= Clara 3000 =

Clara Deshayes known professionally as Clara 3000 is a French DJ, musician, and actress.

==Biography==
Clara Deshayes grew up in Versailles. She became an intern at the Ed Banger Records label and was quickly sponsored by Pedro Winter. She played in Parisian clubs, particularly Silencio where she was a resident before achieving wider recognition.

In 2008, she opened for the group Justice.

In 2014, in Mia Hansen-Løve's film Eden, she played a character that the director symbolized the new generation of DJs.

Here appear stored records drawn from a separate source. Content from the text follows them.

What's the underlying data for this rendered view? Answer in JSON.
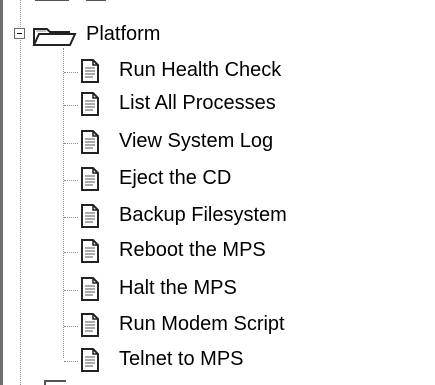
{
  "tree": {
    "root": {
      "label": "Platform",
      "expanded": true,
      "icon": "folder-open-icon"
    },
    "children": [
      {
        "label": "Run Health Check",
        "icon": "document-icon"
      },
      {
        "label": "List All Processes",
        "icon": "document-icon"
      },
      {
        "label": "View System Log",
        "icon": "document-icon"
      },
      {
        "label": "Eject the CD",
        "icon": "document-icon"
      },
      {
        "label": "Backup Filesystem",
        "icon": "document-icon"
      },
      {
        "label": "Reboot the MPS",
        "icon": "document-icon"
      },
      {
        "label": "Halt the MPS",
        "icon": "document-icon"
      },
      {
        "label": "Run Modem Script",
        "icon": "document-icon"
      },
      {
        "label": "Telnet to MPS",
        "icon": "document-icon"
      }
    ]
  }
}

In 2014, she signed to the Kill the DJ label.

In 2015, she gained more visibility and became a representative of the Jacquemus brand.

In the fall of 2015, thanks to her first remix, Idle Eyes for the group C.A.R., she was described by Les Inrockuptibles magazine as one of the eight female artists reinventing global electronic music.

In 2016, she met Demna Gvasalia, artistic director of the Vetements and Balenciaga brands. She became his model for Balenciaga and responsible for the soundtracks of his fashion shows.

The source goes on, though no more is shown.